Trump’s China Trade War Will Affect Growth — And Votes — In Red States
Reprinted with permission from AlterNet.
President Trump’s escalating trade war with China is poised to roil key economic sectors of numerous 2018 political battleground states, where Republican incumbents already are facing a Democratic surge.
On Wednesday, China announced tariffs worth $50 billion in retaliation against Trump’s just-imposed tariffs on Chinese steel, aluminum and high-tech goods. The Chinese will impose a 25 percent tariff on 106 U.S. products including soybeans, cars and chemicals, it announced. It will also target U.S. corn, cotton, beef, orange juice, whiskey, tobacco, and several lubricants and plastic products.
Beyond the boasts by White House National Trade Council director Peter Navarro on Fox Business on March 2 that no country would dare retaliate “for the simple reason that we are the most lucrative and biggest market in the world,” the Chinese tariffs are not just going to hurt the economies of Trump-won battleground states; they are poised to strike states with some of 2018’s most contested House and gubernatorial races.

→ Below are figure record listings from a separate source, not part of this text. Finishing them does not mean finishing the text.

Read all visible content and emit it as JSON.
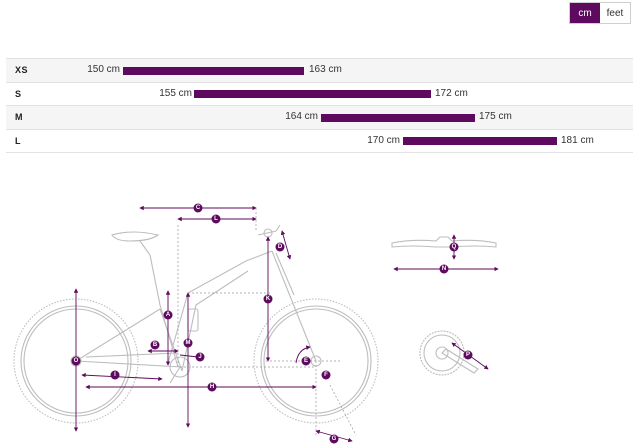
{
  "unit_toggle": {
    "options": [
      "cm",
      "feet"
    ],
    "selected": "cm"
  },
  "sizes": [
    {
      "name": "XS",
      "min": "150 cm",
      "max": "163 cm"
    },
    {
      "name": "S",
      "min": "155 cm",
      "max": "172 cm"
    },
    {
      "name": "M",
      "min": "164 cm",
      "max": "175 cm"
    },
    {
      "name": "L",
      "min": "170 cm",
      "max": "181 cm"
    }
  ],
  "geometry_labels": [
    "A",
    "B",
    "C",
    "D",
    "E",
    "F",
    "G",
    "H",
    "I",
    "J",
    "K",
    "L",
    "M",
    "N",
    "O",
    "P",
    "Q"
  ],
  "colors": {
    "accent": "#5e0a5e",
    "line": "#bfbfbf",
    "row_alt": "#f5f5f5"
  }
}
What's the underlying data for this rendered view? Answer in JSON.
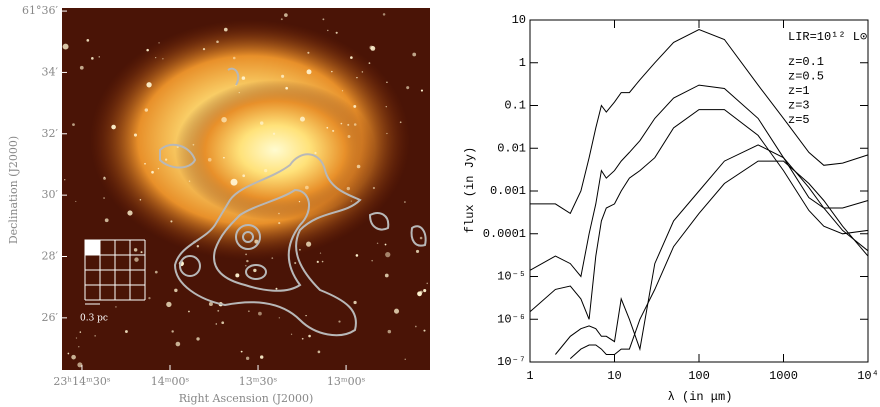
{
  "chart_data": [
    {
      "type": "image",
      "xlabel": "Right Ascension (J2000)",
      "ylabel": "Declination (J2000)",
      "xlim": [
        876.8,
        751.4
      ],
      "xticks": [
        {
          "value": 870,
          "label": "23ʰ14ᵐ30ˢ"
        },
        {
          "value": 840,
          "label": "14ᵐ00ˢ"
        },
        {
          "value": 810,
          "label": "13ᵐ30ˢ"
        },
        {
          "value": 780,
          "label": "13ᵐ00ˢ"
        }
      ],
      "ylim": [
        24.3,
        36.1
      ],
      "yticks": [
        {
          "value": 36,
          "label": "61°36′"
        },
        {
          "value": 34,
          "label": "34′"
        },
        {
          "value": 32,
          "label": "32′"
        },
        {
          "value": 30,
          "label": "30′"
        },
        {
          "value": 28,
          "label": "28′"
        },
        {
          "value": 26,
          "label": "26′"
        }
      ],
      "scale_bar_label": "0.3 pc"
    },
    {
      "type": "line",
      "xlabel": "λ (in μm)",
      "ylabel": "flux (in Jy)",
      "annotation": "LIR=10¹² L⊙",
      "log_x": true,
      "log_y": true,
      "xlim": [
        1,
        10000
      ],
      "xticks": [
        1,
        10,
        100,
        1000,
        {
          "value": 10000,
          "label": "10⁴"
        }
      ],
      "ylim": [
        1e-07,
        10
      ],
      "yticks": [
        10,
        1,
        0.1,
        0.01,
        0.001,
        0.0001,
        {
          "value": 1e-05,
          "label": "10⁻⁵"
        },
        {
          "value": 1e-06,
          "label": "10⁻⁶"
        },
        {
          "value": 1e-07,
          "label": "10⁻⁷"
        }
      ],
      "x": [
        1,
        2,
        3,
        4,
        5,
        6,
        7,
        8,
        10,
        12,
        15,
        20,
        30,
        50,
        100,
        200,
        500,
        1000,
        2000,
        3000,
        5000,
        10000
      ],
      "series": [
        {
          "name": "z=0.1",
          "color": "#000000",
          "values": [
            0.0005,
            0.0005,
            0.0003,
            0.001,
            0.006,
            0.03,
            0.1,
            0.07,
            0.12,
            0.2,
            0.2,
            0.4,
            1,
            3,
            6,
            3.5,
            0.3,
            0.05,
            0.008,
            0.004,
            0.0045,
            0.007
          ]
        },
        {
          "name": "z=0.5",
          "color": "#000000",
          "values": [
            1.4e-05,
            3e-05,
            2e-05,
            1e-05,
            0.0001,
            0.0005,
            0.003,
            0.002,
            0.003,
            0.005,
            0.008,
            0.015,
            0.05,
            0.15,
            0.3,
            0.25,
            0.05,
            0.006,
            0.0007,
            0.0004,
            0.0004,
            0.0006
          ]
        },
        {
          "name": "z=1",
          "color": "#000000",
          "values": [
            1.5e-06,
            5e-06,
            6e-06,
            3e-06,
            1e-06,
            3e-05,
            0.0002,
            0.0004,
            0.0005,
            0.001,
            0.002,
            0.003,
            0.006,
            0.03,
            0.08,
            0.08,
            0.02,
            0.003,
            0.00035,
            0.00015,
            0.0001,
            0.00012
          ]
        },
        {
          "name": "z=3",
          "color": "#000000",
          "values": [
            null,
            1.5e-07,
            4e-07,
            6e-07,
            7e-07,
            6e-07,
            4e-07,
            4e-07,
            3e-07,
            3e-06,
            1e-06,
            2e-07,
            2e-05,
            0.0002,
            0.001,
            0.005,
            0.012,
            0.006,
            0.0012,
            0.0004,
            0.00012,
            4e-05
          ]
        },
        {
          "name": "z=5",
          "color": "#000000",
          "values": [
            null,
            null,
            1.2e-07,
            2e-07,
            2.5e-07,
            2.5e-07,
            2e-07,
            1.5e-07,
            1.5e-07,
            2e-07,
            2e-07,
            1e-06,
            5e-06,
            5e-05,
            0.0003,
            0.0015,
            0.005,
            0.005,
            0.0015,
            0.0006,
            0.00015,
            3e-05
          ]
        }
      ]
    }
  ]
}
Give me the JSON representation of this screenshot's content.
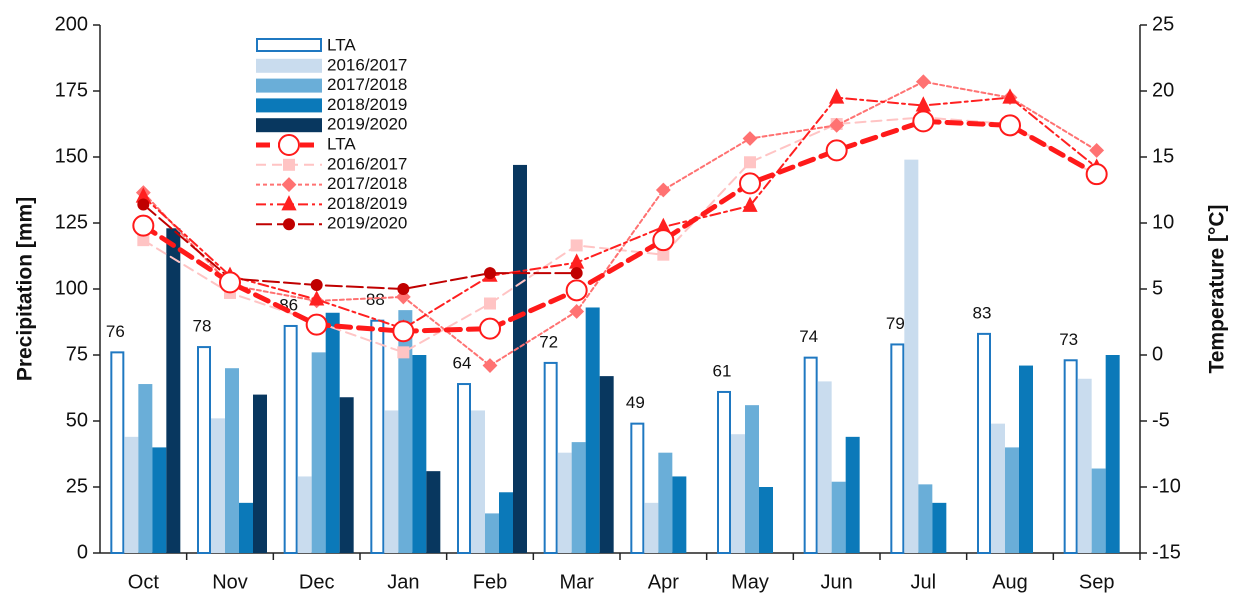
{
  "chart_data": {
    "type": "combo",
    "y_label": "Precipitation [mm]",
    "y2_label": "Temperature [°C]",
    "categories": [
      "Oct",
      "Nov",
      "Dec",
      "Jan",
      "Feb",
      "Mar",
      "Apr",
      "May",
      "Jun",
      "Jul",
      "Aug",
      "Sep"
    ],
    "ylim": [
      0,
      200
    ],
    "yticks": [
      0,
      25,
      50,
      75,
      100,
      125,
      150,
      175,
      200
    ],
    "y2lim": [
      -15,
      25
    ],
    "y2ticks": [
      -15,
      -10,
      -5,
      0,
      5,
      10,
      15,
      20,
      25
    ],
    "series": [
      {
        "name": "LTA",
        "kind": "bar",
        "color": "#1f78c1",
        "hollow": true,
        "show_values": true,
        "values": [
          76,
          78,
          86,
          88,
          64,
          72,
          49,
          61,
          74,
          79,
          83,
          73
        ]
      },
      {
        "name": "2016/2017",
        "kind": "bar",
        "color": "#c9dcee",
        "values": [
          44,
          51,
          29,
          54,
          54,
          38,
          19,
          45,
          65,
          149,
          49,
          66
        ]
      },
      {
        "name": "2017/2018",
        "kind": "bar",
        "color": "#6aaed8",
        "values": [
          64,
          70,
          76,
          92,
          15,
          42,
          38,
          56,
          27,
          26,
          40,
          32
        ]
      },
      {
        "name": "2018/2019",
        "kind": "bar",
        "color": "#0b79b9",
        "values": [
          40,
          19,
          91,
          75,
          23,
          93,
          29,
          25,
          44,
          19,
          71,
          75
        ]
      },
      {
        "name": "2019/2020",
        "kind": "bar",
        "color": "#08375f",
        "values": [
          123,
          60,
          59,
          31,
          147,
          67,
          null,
          null,
          null,
          null,
          null,
          null
        ]
      },
      {
        "name": "LTA",
        "kind": "line",
        "axis": "y2",
        "color": "#ff1a1a",
        "dash": "14 8",
        "width": 5,
        "marker": "circle",
        "marker_fill": "#ffffff",
        "values": [
          9.8,
          5.5,
          2.3,
          1.8,
          2.0,
          4.9,
          8.7,
          13.0,
          15.5,
          17.7,
          17.4,
          13.7
        ]
      },
      {
        "name": "2016/2017",
        "kind": "line",
        "axis": "y2",
        "color": "#ffc4c4",
        "dash": "10 6",
        "width": 2,
        "marker": "square",
        "values": [
          8.7,
          4.7,
          2.5,
          0.2,
          3.9,
          8.3,
          7.6,
          14.6,
          17.5,
          18.0,
          17.5,
          13.6
        ]
      },
      {
        "name": "2017/2018",
        "kind": "line",
        "axis": "y2",
        "color": "#ff7272",
        "dash": "4 3",
        "width": 2,
        "marker": "diamond",
        "values": [
          12.3,
          5.3,
          4.1,
          4.4,
          -0.8,
          3.3,
          12.5,
          16.4,
          17.4,
          20.7,
          19.5,
          15.5
        ]
      },
      {
        "name": "2018/2019",
        "kind": "line",
        "axis": "y2",
        "color": "#ff2020",
        "dash": "10 4 3 4",
        "width": 2,
        "marker": "triangle",
        "values": [
          12.0,
          6.0,
          4.2,
          2.0,
          6.0,
          7.0,
          9.7,
          11.3,
          19.5,
          18.9,
          19.5,
          14.2
        ]
      },
      {
        "name": "2019/2020",
        "kind": "line",
        "axis": "y2",
        "color": "#c00000",
        "dash": "16 5",
        "width": 2,
        "marker": "dot",
        "values": [
          11.4,
          5.8,
          5.3,
          5.0,
          6.2,
          6.2,
          null,
          null,
          null,
          null,
          null,
          null
        ]
      }
    ]
  }
}
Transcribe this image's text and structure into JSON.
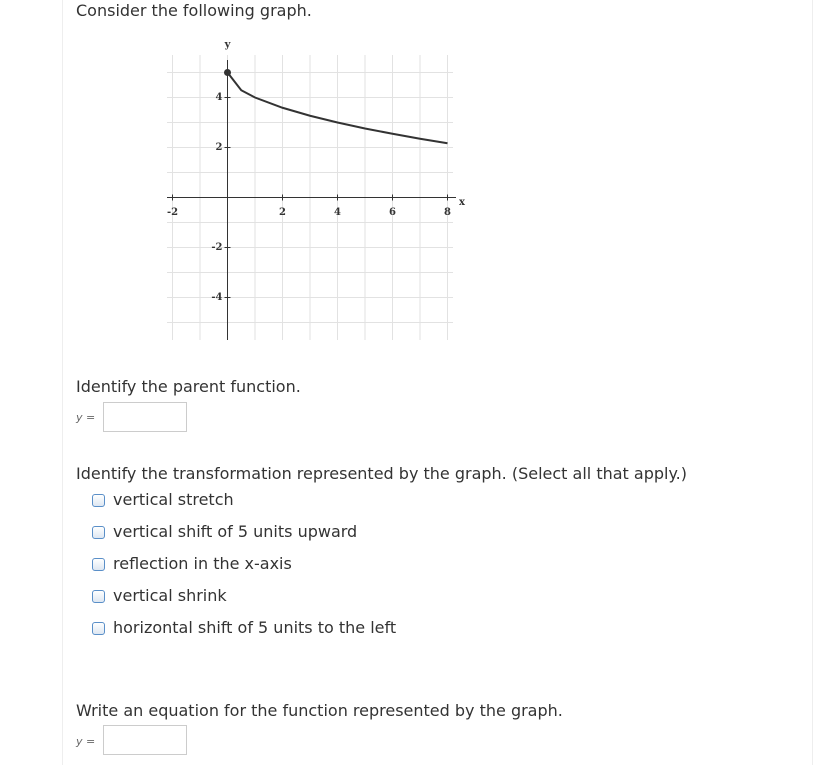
{
  "header": {
    "prompt": "Consider the following graph."
  },
  "graph": {
    "x_label": "x",
    "y_label": "y",
    "xlim": [
      -2.2,
      8.2
    ],
    "ylim": [
      -5.7,
      5.7
    ],
    "xticks": [
      -2,
      2,
      4,
      6,
      8
    ],
    "yticks": [
      -4,
      -2,
      2,
      4
    ],
    "curve": {
      "x": [
        0,
        0.5,
        1,
        2,
        3,
        4,
        5,
        6,
        7,
        8
      ],
      "y": [
        5,
        4.29,
        4,
        3.59,
        3.27,
        3,
        2.76,
        2.55,
        2.35,
        2.17
      ]
    }
  },
  "questions": [
    {
      "prompt": "Identify the parent function.",
      "answer_label": "y ="
    },
    {
      "prompt": "Identify the transformation represented by the graph. (Select all that apply.)",
      "options": [
        "vertical stretch",
        "vertical shift of 5 units upward",
        "reflection in the x-axis",
        "vertical shrink",
        "horizontal shift of 5 units to the left"
      ]
    },
    {
      "prompt": "Write an equation for the function represented by the graph.",
      "answer_label": "y ="
    }
  ]
}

The impact on Trump-won states was noted by the National Review’s Jim Geraghty in his Wednesday “Morning Jolt” column. He focuses on the fact that Trump is undermining his political base, but the tariff war will impact many states that are battlegrounds in 2018. Take Pennsylvania, where court-ordered redistricting has imposed a new congressional map where Democrats are poised to pick up three to six seats. They need 24 to regain the House majority.
Geraghty, a Republican, wrote, “Here’s how the tariff conflict is playing the Trump-won state of Pennsylvania… ‘China is a top-five market for Pennsylvania’s producers,’ said William Nichols, spokesman for the Pennsylvania Department of Agriculture. ‘The agriculture community is concerned about trade and the direction of the nation’s trade policy, and this week’s news of retaliatory tariffs on American goods being traded with China is further cause for alarm.’” Pennsylvania exports $413 million a year in agricultural and related products to China.
Then there’s the impact in Wisconsin, where Democrats on Tuesday won a seat on the state Supreme Court, alarming the GOP and causing Republican Gov. Scott Walker, who is up for re-election, to send out a series of panicky tweets about the coming blue voter wave. Wisconsin is where 95 percent of the American production of ginseng is based, which was hit with a tariff starting Monday.
There’s also an open-seat governor’s race in Michigan, the battleground state where Trump beat Clinton by 11,000 votes, which has a large hog and soybean industry—as do other Trump-won states.
“The timing of this to affect our markets is at a bad time,” Bob Dykuis, of Dykuis Farms, told the National Review. “When about 25 percent of the product is exported, you kind of live and die by that as far as your markets. The Chinese announcement has affected the last couple of days dramatically on the futures.”
When you compare the locations of industries facing new tariffs with 2018’s battleground House districts, as tallied by Ballotpedia, you see states like California, Pennsylvania, Nebraska, Michigan and Iowa with competitive races where a trade war cannot possibly help Republican incumbents. Ballotpedia counts six such competitive seats in California, and one each in those other four states.
Here again, take Trump-won Nebraska. “We want to sell more product to China not less,” Nebraska Pork Producer Association Executive Director Al Juhnke told local television. “If it goes on long term, it’s going to affect our rural economies here in Nebraska and the upper Midwest,” Juhnke said.
A prolonged trade war could put the wider agricultural economy in a tailspin, because, for example, livestock like hogs consume other tariff-targeted grains like soybeans. There’s no way that the ripple of effects of toying with regional livelihoods is not going to be a factor in 2018’s most competitive elections.
Whether incumbent governors and congresspeople seeking re-election, or GOP candidates running in open seats, it is becoming harder and harder for Republicans to distance themselves from Trump’s ill-conceived policies.
Steven Rosenfeld covers national political issues for AlterNet. He is the author of several books on elections, most recently Democracy Betrayed: How Superdelegates, Redistricting, Party Insiders, and the Electoral College Rigged the 2016 Election (March 2018, Hot Books).